Posted by: oj at November 25, 2003 3:37 PMHave not read Mr. Ehrlich's book. I hope his past pronouncements on population and the depletion of natural resources is included among the nine, but I doubt it.
Posted by: Tom C., Stamford,Ct. at November 26, 2003 12:44 PMThis is a different Ehrlich, Tom. This one is a physics prof at George Mason U.
OK, IQ measures the ability to take IQ tests. The secular increase in scores reflects the fact that we are now used to taking them. Ehrlich goes into this.
Here's another example of the kind of thing that Orrin consistently mistakes for "evolution."
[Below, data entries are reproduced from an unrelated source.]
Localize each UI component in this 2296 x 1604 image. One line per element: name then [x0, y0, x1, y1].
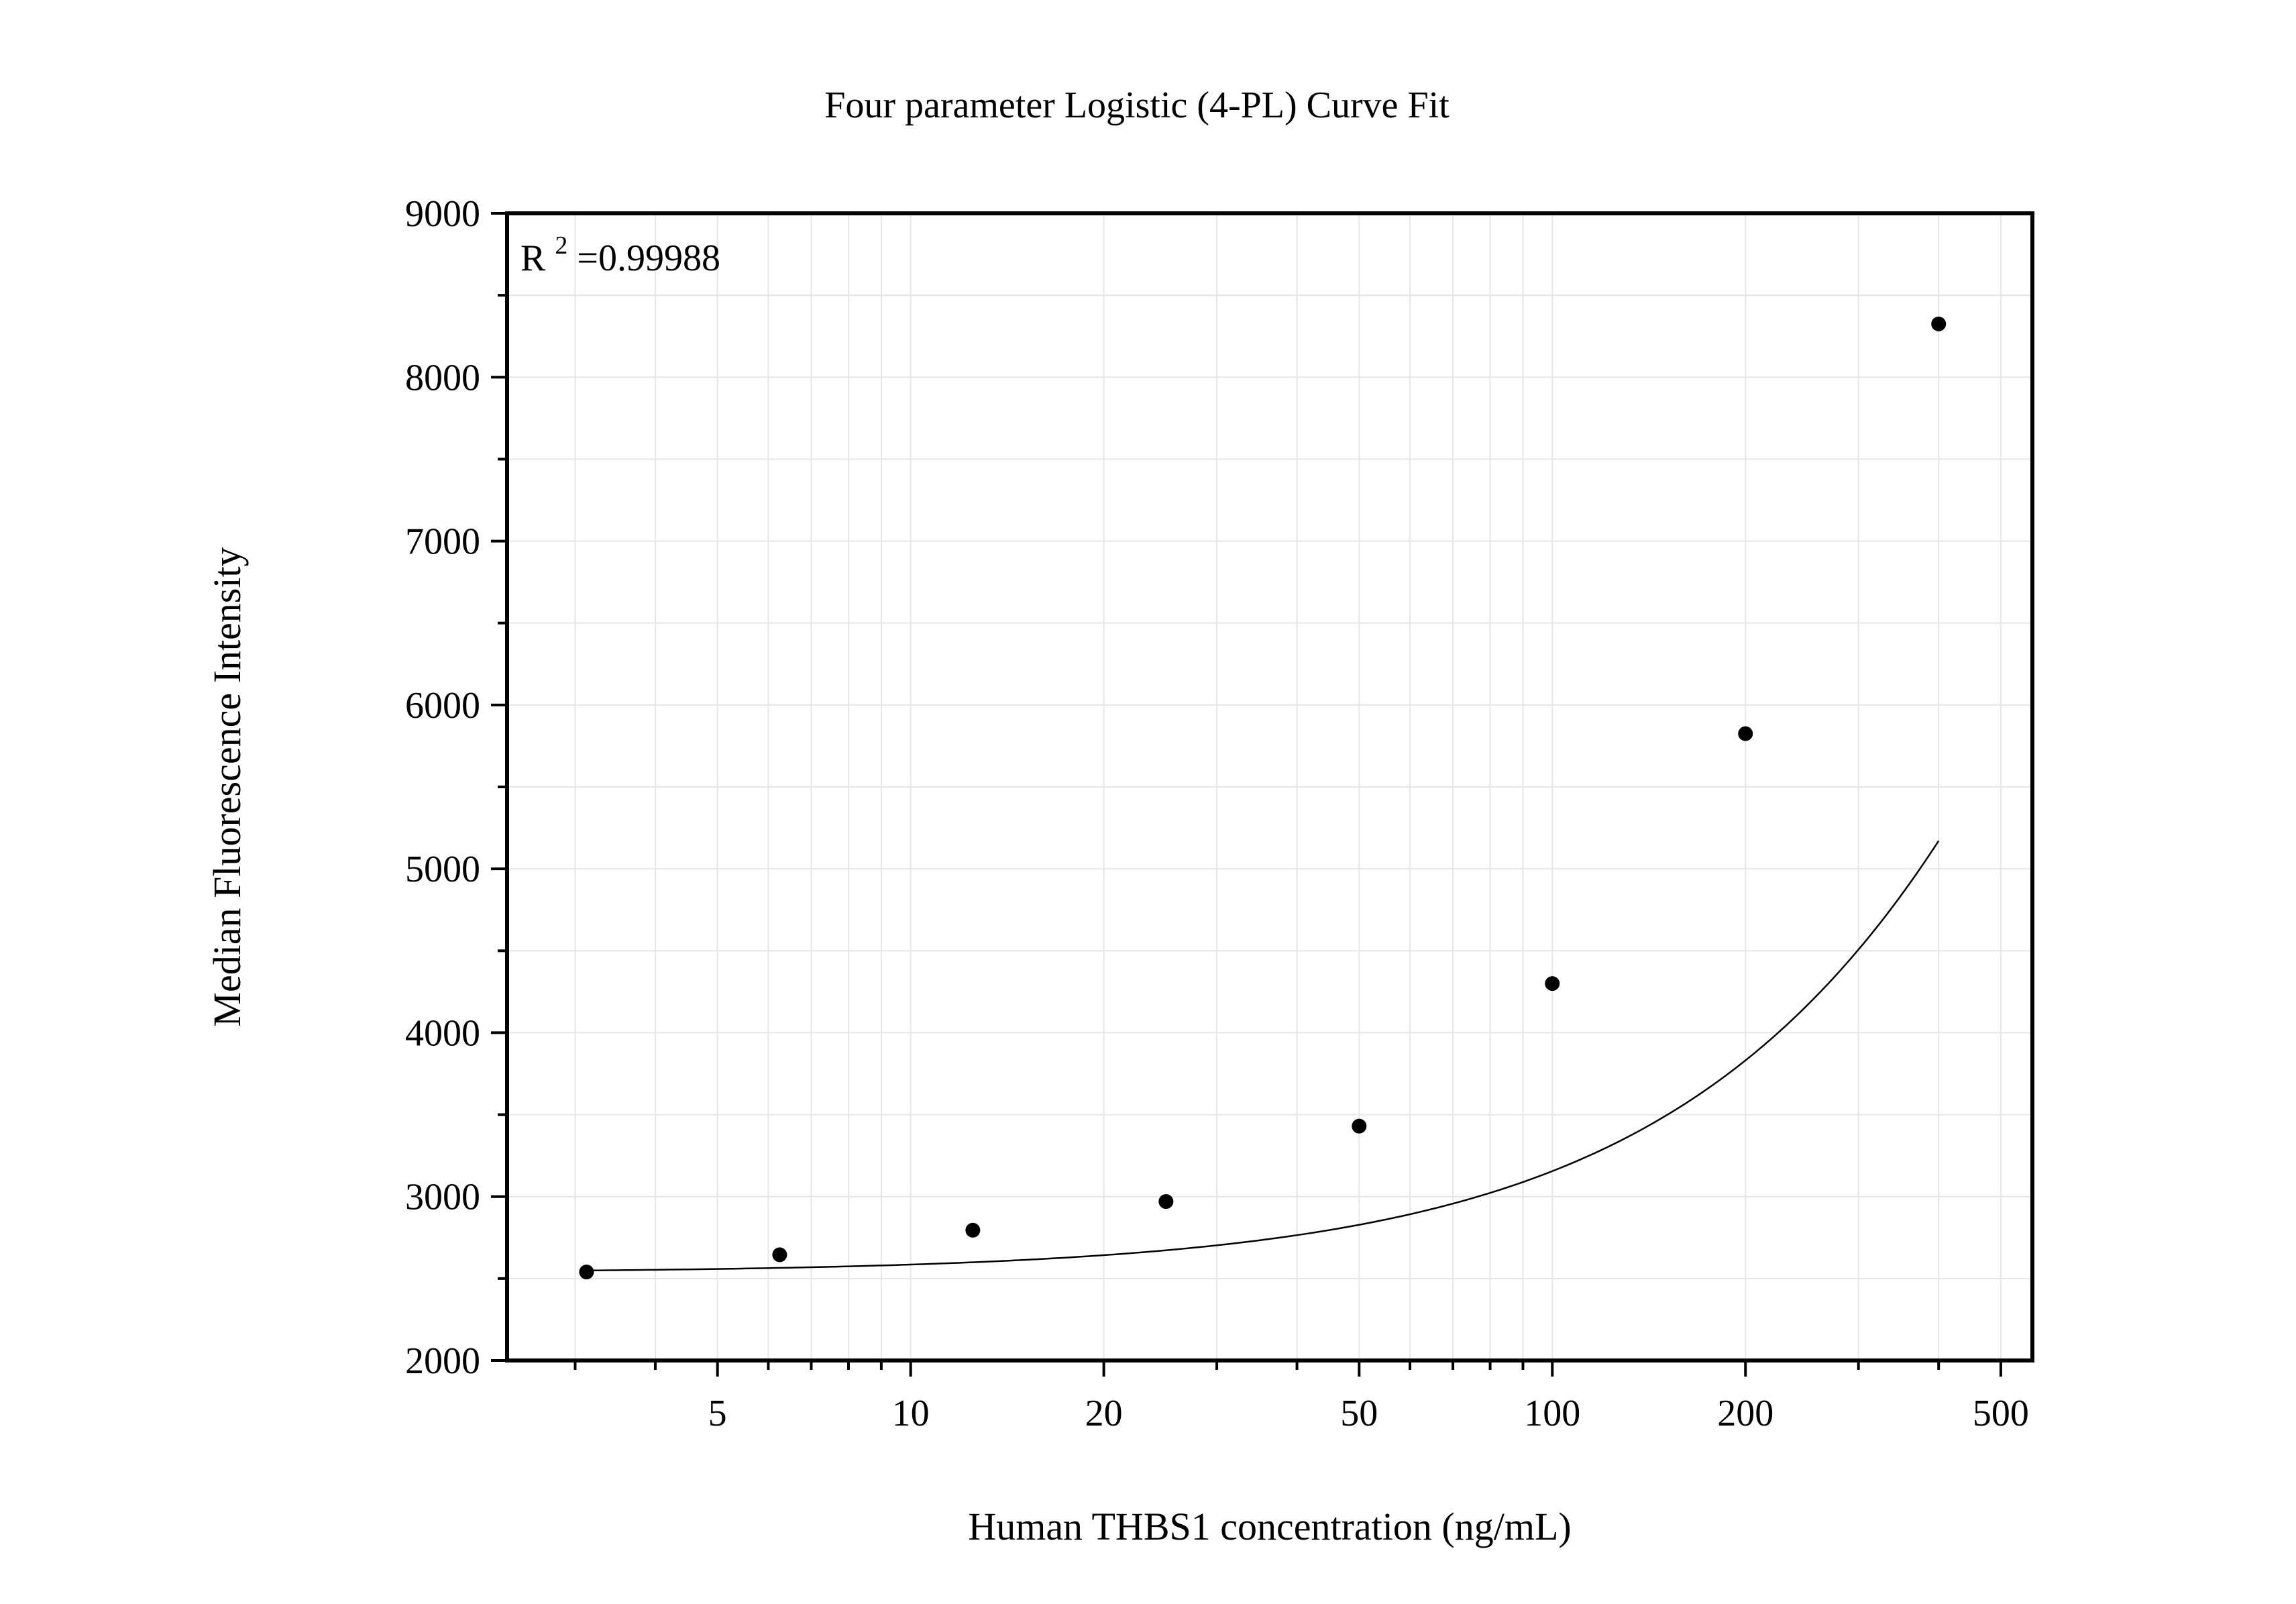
data-point — [1545, 976, 1560, 992]
r-squared-annotation: R 2 =0.99988 — [521, 221, 720, 279]
data-point — [965, 1222, 981, 1238]
grid-layer — [507, 213, 2032, 1360]
x-tick-label: 500 — [1973, 1393, 2029, 1434]
points-layer — [579, 316, 1947, 1280]
data-point — [1931, 316, 1947, 331]
x-tick-label: 200 — [1717, 1393, 1773, 1434]
y-tick-label: 4000 — [405, 1012, 480, 1054]
fit-curve — [586, 840, 1940, 1272]
data-point — [1158, 1194, 1174, 1210]
y-tick-label: 9000 — [405, 193, 480, 235]
data-point — [1738, 726, 1753, 741]
y-tick-label: 6000 — [405, 685, 480, 727]
x-tick-label: 20 — [1085, 1393, 1123, 1434]
y-tick-label: 5000 — [405, 849, 480, 890]
r-squared-value: =0.99988 — [577, 237, 720, 279]
y-tick-label: 2000 — [405, 1340, 480, 1382]
x-axis-ticks: 5 10 20 50 100 200 500 — [573, 1360, 2029, 1434]
y-tick-label: 7000 — [405, 521, 480, 563]
data-point — [579, 1265, 594, 1280]
y-axis-ticks: 2000 3000 4000 5000 6000 7000 8000 9000 — [405, 193, 507, 1382]
x-tick-label: 5 — [708, 1393, 727, 1434]
x-tick-label: 100 — [1524, 1393, 1580, 1434]
y-tick-label: 3000 — [405, 1177, 480, 1218]
fit-layer — [586, 840, 1940, 1272]
chart-title: Four parameter Logistic (4-PL) Curve Fit — [824, 85, 1450, 126]
x-tick-label: 50 — [1340, 1393, 1378, 1434]
x-axis-label: Human THBS1 concentration (ng/mL) — [968, 1505, 1571, 1548]
y-axis-label: Median Fluorescence Intensity — [205, 547, 249, 1026]
data-point — [772, 1247, 787, 1263]
x-tick-label: 10 — [892, 1393, 930, 1434]
r-squared-base: R — [521, 237, 546, 279]
r-squared-superscript: 2 — [555, 231, 567, 260]
data-point — [1352, 1118, 1367, 1134]
y-tick-label: 8000 — [405, 357, 480, 398]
In every horse-centered society, infants "learn to ride before they can walk" and the warriors are described as "the finest light irregular cavalry" there ever was.
Now, man did not meet horse, except as diner and dinner, until perhaps 10,000 years ago, and in the Americas not until 400 years ago.
Yet the remarks about horse-centered society have been applied to the Plains Indians as well as to the Mongols, etc.
There is no specific horse-gene in us, but evolution has given us various skills that, in certain circumstances, prove very useful.
But it is a matter of habituation and learning, not, as Orrin imagines, genetics. People living in Manhattan have the same genes as Mexican vaqueros, pretty much, but Manhattanites are for the most part nervous around horses and vaqueros are fearless.
Posted by: Harry Eagar at November 26, 2003 2:50 PMYou'll get no argument from me when you argue that genes are impervious to change across environments.
Posted by: oj at November 26, 2003 6:23 PMThat wasn't what I argued.
Mutations accumulate and are selected for or against when stresses build up. When unstressed, selection does not occur.
The group of mutations sloshes back and forth according to circumstance, until "fixed" by a rare (founder) event.
If there had been a founder event for humans during the past 10K years, we'd know about it.